AUBURN, Ala. — Jonathan Wallace focused on what he needed to do for Auburn, rather than looking up to the stands for comfort.
No matter how the Central-Phenix City product played Saturday, he knew his parents and other fans in attendance would love him no matter what.
“I block a lot of things out during the game, because ultimately you want to have success,” Wallace said. “But it’s always good to have that support in the stands of them being there for you. It was really nice to see them after the game, all huddled up together.”
Family, including an uncle flying up from Texas, and close friends, including a former teammate at Central, came together to watch Wallace become Auburn’s fifth true freshman to start at quarterback.
“That was a lot of fun,” Wallace said, “being able to play for my city that’s not too far from here.”
Wallace started slowly, losing yards on his first designed run and getting picked off on a deep route looking for Sammie Coates in double coverage in a scoreless game.
“For a young guy to come in there in his first start, I am sure he will be very critical and hard on himself,” coach Gene Chizik said. “That’s the way he is, but just looking at it from the naked eye, I am very proud of the way that he performed.”
He finished 9-for-16 with 164 yards and a 40-yard touchdown to Trovon Reed, but at half he had just 50 passing yards and the offense led 7-0 over a hapless New Mexico State opponent.
“We can’t do that next week (against Georgia),” Wallace said. “We have to really work next week on coming out hot, ready, on fire, and going along with everything.”
Reliable tight ends can often be a security blanket for young quarterbacks, and Wallace had none this week. Senior Philip Lutzenkirchen was on the field using crutches after season-ending hip surgery, and he was joined by sophomore C.J. Uzomah, who according to a source broke his finger late in the week.
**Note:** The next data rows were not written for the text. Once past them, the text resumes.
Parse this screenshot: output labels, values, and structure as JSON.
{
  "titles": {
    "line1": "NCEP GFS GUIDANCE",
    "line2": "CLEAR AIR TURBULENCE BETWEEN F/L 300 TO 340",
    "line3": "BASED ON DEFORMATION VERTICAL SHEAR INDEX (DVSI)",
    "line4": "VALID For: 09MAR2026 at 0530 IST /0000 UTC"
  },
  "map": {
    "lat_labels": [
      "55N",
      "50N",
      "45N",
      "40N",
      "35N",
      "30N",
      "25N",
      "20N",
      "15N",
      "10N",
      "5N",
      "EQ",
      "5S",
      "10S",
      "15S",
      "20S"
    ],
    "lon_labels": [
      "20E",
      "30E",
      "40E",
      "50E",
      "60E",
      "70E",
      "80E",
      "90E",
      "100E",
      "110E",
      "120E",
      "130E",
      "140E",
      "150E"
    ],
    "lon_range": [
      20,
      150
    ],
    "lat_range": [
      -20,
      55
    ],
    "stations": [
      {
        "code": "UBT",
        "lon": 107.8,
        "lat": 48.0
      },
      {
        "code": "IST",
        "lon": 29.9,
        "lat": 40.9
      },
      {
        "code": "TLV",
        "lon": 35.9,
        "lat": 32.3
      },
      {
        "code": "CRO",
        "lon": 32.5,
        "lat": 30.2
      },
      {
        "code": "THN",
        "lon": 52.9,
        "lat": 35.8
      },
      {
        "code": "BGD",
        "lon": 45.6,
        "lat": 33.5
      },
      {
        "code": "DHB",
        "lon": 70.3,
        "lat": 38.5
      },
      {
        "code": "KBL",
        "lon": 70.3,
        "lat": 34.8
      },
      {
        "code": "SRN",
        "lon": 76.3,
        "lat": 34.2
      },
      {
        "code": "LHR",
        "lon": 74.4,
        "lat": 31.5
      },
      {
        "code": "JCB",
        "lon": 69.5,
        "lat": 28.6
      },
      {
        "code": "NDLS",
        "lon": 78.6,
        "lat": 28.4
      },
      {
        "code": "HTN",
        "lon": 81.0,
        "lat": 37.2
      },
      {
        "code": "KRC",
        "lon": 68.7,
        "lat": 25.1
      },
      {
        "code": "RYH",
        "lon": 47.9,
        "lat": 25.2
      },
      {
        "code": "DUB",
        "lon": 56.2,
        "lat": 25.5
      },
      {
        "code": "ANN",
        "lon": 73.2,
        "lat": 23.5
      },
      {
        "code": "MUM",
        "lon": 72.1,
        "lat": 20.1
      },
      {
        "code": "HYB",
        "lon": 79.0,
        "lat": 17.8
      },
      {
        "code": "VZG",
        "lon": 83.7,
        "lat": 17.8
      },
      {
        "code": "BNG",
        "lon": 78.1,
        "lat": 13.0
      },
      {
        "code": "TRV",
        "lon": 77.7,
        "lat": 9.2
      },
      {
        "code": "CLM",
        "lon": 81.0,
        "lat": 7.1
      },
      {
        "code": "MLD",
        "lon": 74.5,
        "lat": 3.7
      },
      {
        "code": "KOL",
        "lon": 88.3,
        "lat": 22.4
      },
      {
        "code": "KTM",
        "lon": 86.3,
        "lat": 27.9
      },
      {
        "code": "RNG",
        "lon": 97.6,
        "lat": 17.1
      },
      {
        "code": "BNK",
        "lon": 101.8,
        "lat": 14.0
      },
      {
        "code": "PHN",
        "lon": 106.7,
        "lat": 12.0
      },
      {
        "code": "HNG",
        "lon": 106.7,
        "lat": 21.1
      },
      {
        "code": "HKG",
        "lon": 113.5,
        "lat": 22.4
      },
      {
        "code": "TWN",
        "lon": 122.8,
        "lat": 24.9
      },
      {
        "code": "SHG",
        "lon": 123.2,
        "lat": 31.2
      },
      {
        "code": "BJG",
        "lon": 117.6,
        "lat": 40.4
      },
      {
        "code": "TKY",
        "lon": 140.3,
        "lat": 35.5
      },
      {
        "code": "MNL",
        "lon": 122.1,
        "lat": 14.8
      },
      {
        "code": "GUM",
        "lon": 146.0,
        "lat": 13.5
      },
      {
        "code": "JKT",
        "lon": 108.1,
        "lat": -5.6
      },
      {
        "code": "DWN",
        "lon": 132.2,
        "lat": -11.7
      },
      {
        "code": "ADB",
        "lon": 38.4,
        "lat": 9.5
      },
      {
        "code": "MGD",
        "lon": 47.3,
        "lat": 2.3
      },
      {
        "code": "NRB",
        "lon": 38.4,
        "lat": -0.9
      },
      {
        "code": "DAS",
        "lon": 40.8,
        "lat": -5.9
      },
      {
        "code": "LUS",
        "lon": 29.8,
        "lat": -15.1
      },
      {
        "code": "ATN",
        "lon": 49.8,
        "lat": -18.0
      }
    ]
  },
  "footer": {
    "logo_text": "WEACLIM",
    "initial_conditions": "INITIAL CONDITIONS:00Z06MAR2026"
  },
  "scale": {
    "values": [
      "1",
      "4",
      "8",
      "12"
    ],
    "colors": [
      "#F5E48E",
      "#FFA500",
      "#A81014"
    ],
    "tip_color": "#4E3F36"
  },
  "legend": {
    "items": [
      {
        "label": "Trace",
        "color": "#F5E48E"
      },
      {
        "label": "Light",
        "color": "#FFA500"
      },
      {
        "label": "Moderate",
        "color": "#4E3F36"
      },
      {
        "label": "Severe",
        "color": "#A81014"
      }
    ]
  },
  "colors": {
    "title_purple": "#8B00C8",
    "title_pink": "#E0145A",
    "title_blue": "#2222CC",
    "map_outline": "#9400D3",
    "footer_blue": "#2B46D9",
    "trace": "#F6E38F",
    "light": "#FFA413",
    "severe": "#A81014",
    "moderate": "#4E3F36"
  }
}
No active tight ends Saturday had registered a catch this year, leaving Brandon Fulse and Blake Burgess, primarily blockers, to handle the position.
“It cut down on some of our personnel, but some guys really stepped up this week,” Wallace said. “Brandon was the only true tight end we had this week, and he really stepped up to the plate this week and played very well.”
Since Auburn prevailed 42-7 — helped by more than 300 rushing yards — Tigers quarterbacks in their debuts improved to 8-2 since the Jason Campbell era in 2001.
“When we have a running game and the offensive line like we have,” Wallace said, “it makes a lot of things easier.”
Wallace did guide scoring drives of 89, 80, 96 and 77 yards.
“Jonathan Wallace is a big leader,” Reed said. “We all follow his lead. When he’s positive, we’re positive.”